Dom:(whispering) oh gross! I think i'll start drinking coffee....
Christa: water is starting to look good now...
Sal: Oh my! (he talked like he was gasping for air and his breath smelled like
something died in his throat) You ladies are boo-tiful! Yummy! So which one of
you do i get first?
At that moment all the scribes turn and glare hatefully at Tamy! They were
supposed to seduce this!!! No one wanted to be in the same room let alone
touch him! Dom who was closest to Tamy pinched her hard on her arm. Tamy gave
a yelp and was prepared to yell at Dom when Sal spoke up.
Sal: whooo-hooo! (looks at Dom)That one gots spirit! I wanna break her first!
He advances toward Dom...
Dom(holds up her first 2 fingers on each hand) Come near me tubby and i'm
gonna cut off the flow of blood to your brain!
Sal: i gots to have you baby! you can be my queen of Solar Sal's Soda.
Sarah: Ummm...Mr. Sal, i got a better idea! why don't you wait in the lounge
and give Dom a moment to prepare herself.
Sal: okie dokie hunny. Be prepared to receive Salvation! get it! HAHAHAHAHAHA!
Dom: shoo-shoo! go away!
Sal: GA-FAW! (with that Sal waddles away)
Dom: what the hell did you say that for Sarah!!!!! there is NO WAY I'm going
near that thing!
Sarah: Don't worry your not going to! but i know someone who is!.....

The Day The Soda Ran Dry 3

Ten minutes after Sarah's conversation with Dom, Sarah left the harem with
promises of being right back.
Dom: Do you think this(holding up a metal candelstick) will do the job?

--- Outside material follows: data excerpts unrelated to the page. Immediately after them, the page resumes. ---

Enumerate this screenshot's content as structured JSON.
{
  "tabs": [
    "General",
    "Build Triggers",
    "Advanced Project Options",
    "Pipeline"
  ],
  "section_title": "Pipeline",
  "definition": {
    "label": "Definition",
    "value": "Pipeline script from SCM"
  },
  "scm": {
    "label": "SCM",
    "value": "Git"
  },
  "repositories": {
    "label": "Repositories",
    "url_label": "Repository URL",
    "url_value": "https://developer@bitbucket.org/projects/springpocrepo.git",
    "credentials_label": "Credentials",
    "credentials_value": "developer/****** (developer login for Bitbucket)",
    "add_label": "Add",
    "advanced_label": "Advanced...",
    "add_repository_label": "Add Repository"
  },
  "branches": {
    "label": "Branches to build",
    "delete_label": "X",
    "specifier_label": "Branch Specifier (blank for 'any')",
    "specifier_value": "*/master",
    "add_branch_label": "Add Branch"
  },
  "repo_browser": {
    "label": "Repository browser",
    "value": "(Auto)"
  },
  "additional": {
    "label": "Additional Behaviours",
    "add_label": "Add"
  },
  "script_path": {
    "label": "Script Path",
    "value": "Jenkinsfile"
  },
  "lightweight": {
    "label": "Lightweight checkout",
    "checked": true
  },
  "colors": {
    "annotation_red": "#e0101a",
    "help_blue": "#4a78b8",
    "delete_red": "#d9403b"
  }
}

Samara: he's kinda of big, I think you need something heavier.
Tamy: Stop talking about killing him! If he goes then so does our soda!

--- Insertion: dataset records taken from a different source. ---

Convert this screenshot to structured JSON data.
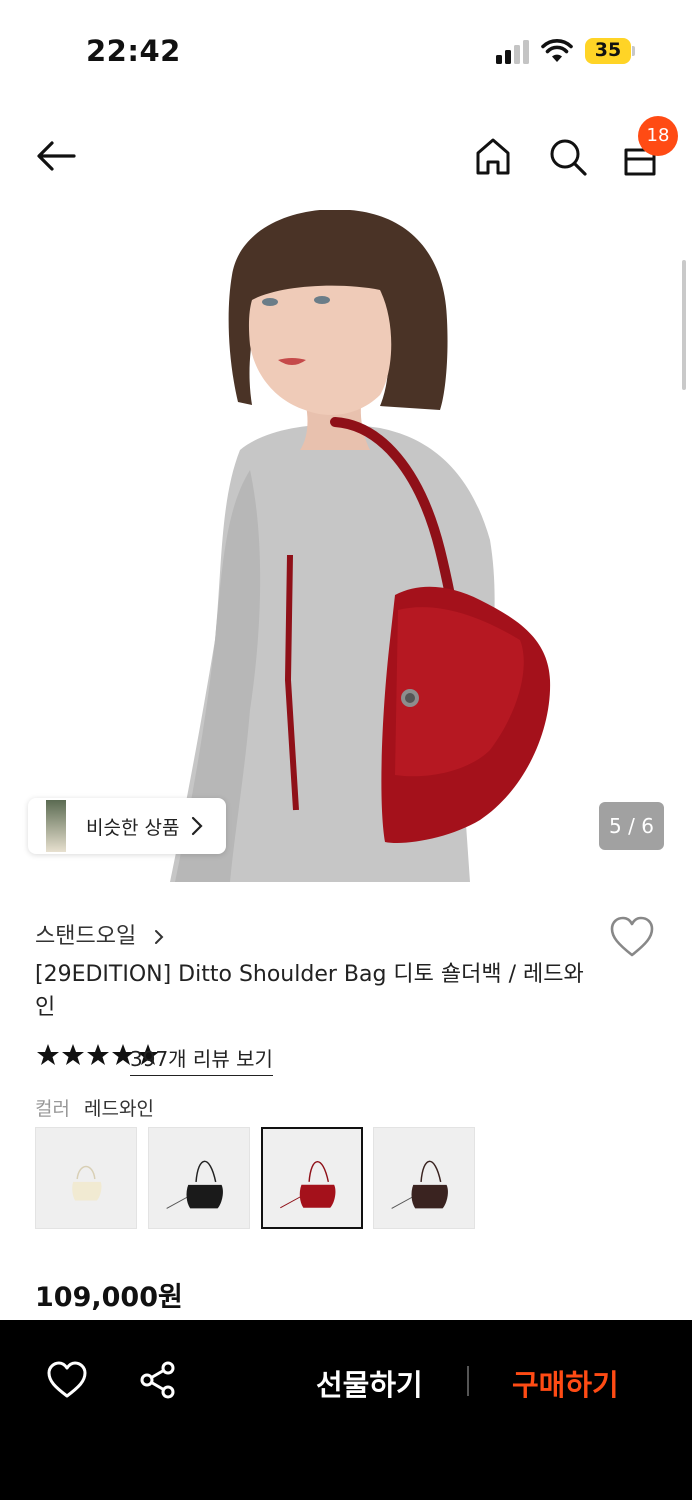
{
  "status_bar": {
    "time": "22:42",
    "battery": "35"
  },
  "header": {
    "icons": [
      "back-arrow-icon",
      "home-icon",
      "search-icon",
      "shopping-bag-icon"
    ],
    "cart_count": "18"
  },
  "gallery": {
    "similar_label": "비슷한 상품",
    "page_indicator": "5 / 6"
  },
  "product": {
    "brand": "스탠드오일",
    "title": "[29EDITION] Ditto Shoulder Bag 디토 숄더백 / 레드와인",
    "rating_stars": 5,
    "review_link": "397개 리뷰 보기",
    "color_label": "컬러",
    "color_value": "레드와인",
    "swatches": [
      {
        "bag_color": "#f1ead2",
        "selected": false
      },
      {
        "bag_color": "#1a1a1a",
        "selected": false
      },
      {
        "bag_color": "#a4111b",
        "selected": true
      },
      {
        "bag_color": "#3a2320",
        "selected": false
      }
    ],
    "price": "109,000원"
  },
  "bottom_bar": {
    "gift_label": "선물하기",
    "buy_label": "구매하기",
    "accent_color": "#ff4b14"
  }
}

Seconds later Sarah comes into the harem with Haggar and Romelle of all
people!
Haggar(whispers to Dom)well, it looks like you have a BIG problem!
Dom: No kidding! are you gonna help me?
Haggar: yeah i am! consider ourselves even for helping me find Mum-ra.

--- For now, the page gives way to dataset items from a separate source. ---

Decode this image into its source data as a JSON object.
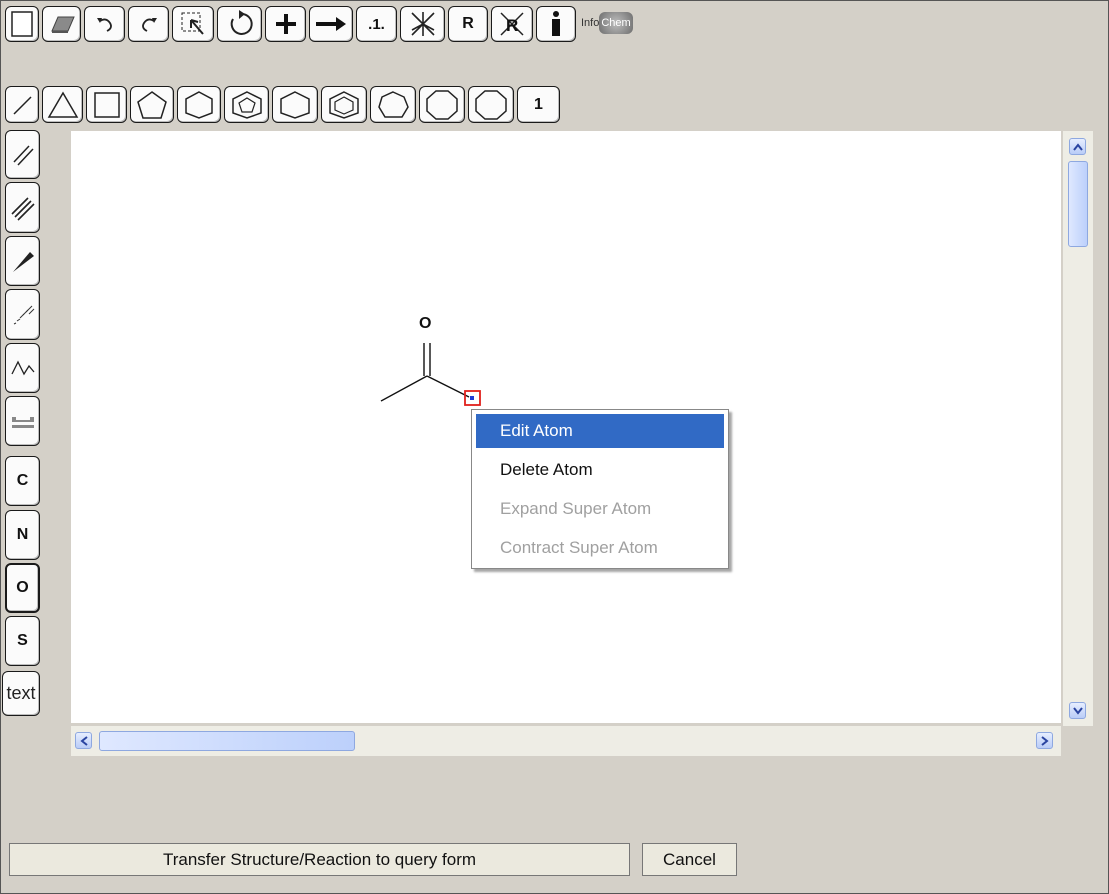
{
  "toolbar_top": {
    "new_icon": "new-page-icon",
    "eraser_icon": "eraser-icon",
    "undo_icon": "undo-icon",
    "redo_icon": "redo-icon",
    "lasso_icon": "lasso-select-icon",
    "rotate_icon": "rotate-icon",
    "plus_icon": "plus-icon",
    "arrow_icon": "reaction-arrow-icon",
    "numbering_label": ".1.",
    "clear_icon": "clear-atom-icon",
    "r_label": "R",
    "r_clear_icon": "clear-r-group-icon",
    "info_icon": "info-icon",
    "logo_text_1": "Info",
    "logo_text_2": "Chem"
  },
  "toolbar_rings": {
    "line_icon": "single-bond-icon",
    "triangle_icon": "cyclopropane-icon",
    "square_icon": "cyclobutane-icon",
    "pentagon_icon": "cyclopentane-icon",
    "hexagon_icon": "cyclohexane-icon",
    "furan_icon": "cyclopentadiene-icon",
    "hex2_icon": "cyclohexane-chair-icon",
    "benzene_icon": "benzene-icon",
    "heptagon_icon": "cycloheptane-icon",
    "octagon_icon": "cyclooctane-icon",
    "one_label": "1"
  },
  "toolbar_left": {
    "double_bond": "double-bond-icon",
    "triple_bond": "triple-bond-icon",
    "wedge_bond": "wedge-bond-icon",
    "hash_bond": "hash-bond-icon",
    "chain": "chain-icon",
    "template": "template-icon",
    "c_label": "C",
    "n_label": "N",
    "o_label": "O",
    "s_label": "S",
    "text_label": "text"
  },
  "molecule": {
    "atom_label": "O"
  },
  "context_menu": {
    "items": [
      {
        "label": "Edit Atom",
        "state": "selected"
      },
      {
        "label": "Delete Atom",
        "state": "enabled"
      },
      {
        "label": "Expand Super Atom",
        "state": "disabled"
      },
      {
        "label": "Contract Super Atom",
        "state": "disabled"
      }
    ]
  },
  "buttons": {
    "transfer": "Transfer Structure/Reaction to query form",
    "cancel": "Cancel"
  },
  "colors": {
    "menu_highlight": "#316ac5",
    "selection_box": "#e0201b",
    "atom_dot": "#1f3bd6"
  }
}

Moonsilk: hey! whats blondie over there doing here?
Romelle: I'm too happy to let the likes of you bring me down, moron! I'm
finally getting what's coming to me!
Everyone looks at Haggar for an explination but Haggar just says:
Haggar: He's in the other room Romelle! Enjoy!
Romelle charges into the other room where Sal is waiting for Dom. Within a few
minutes the distinct sounds of a horizontal mambo can be heard.
Dom(mouth agape)What the hell just happened?
Haggar: Romelle believes that Sven was waiting for her in that room, asking
for her forgiveness in choosing Devana over her. I guess there making
up!hehehehehehe!
Michelle: But that's not Sven, that's the tub of guts with her! ewwww yuck!
Haggar: Thanks to my magic, Romelle sees him as Sven and Sal sees her as Dom.
What interesting men take interests in you Dom!
Dom: Aw shut up! why did you do it?
Haggar: a little thank you for helping me find Mum-ra.
Sarah: I figured she owed us!
A couple of hours later, a very satisfied Romelle and Sal emerged. Sal was
happy with "Dom's performance" and returned the wonderful nectar of life
(soda) to the harem. The girls got their caffeine high and they drank til they couldn't belch no more!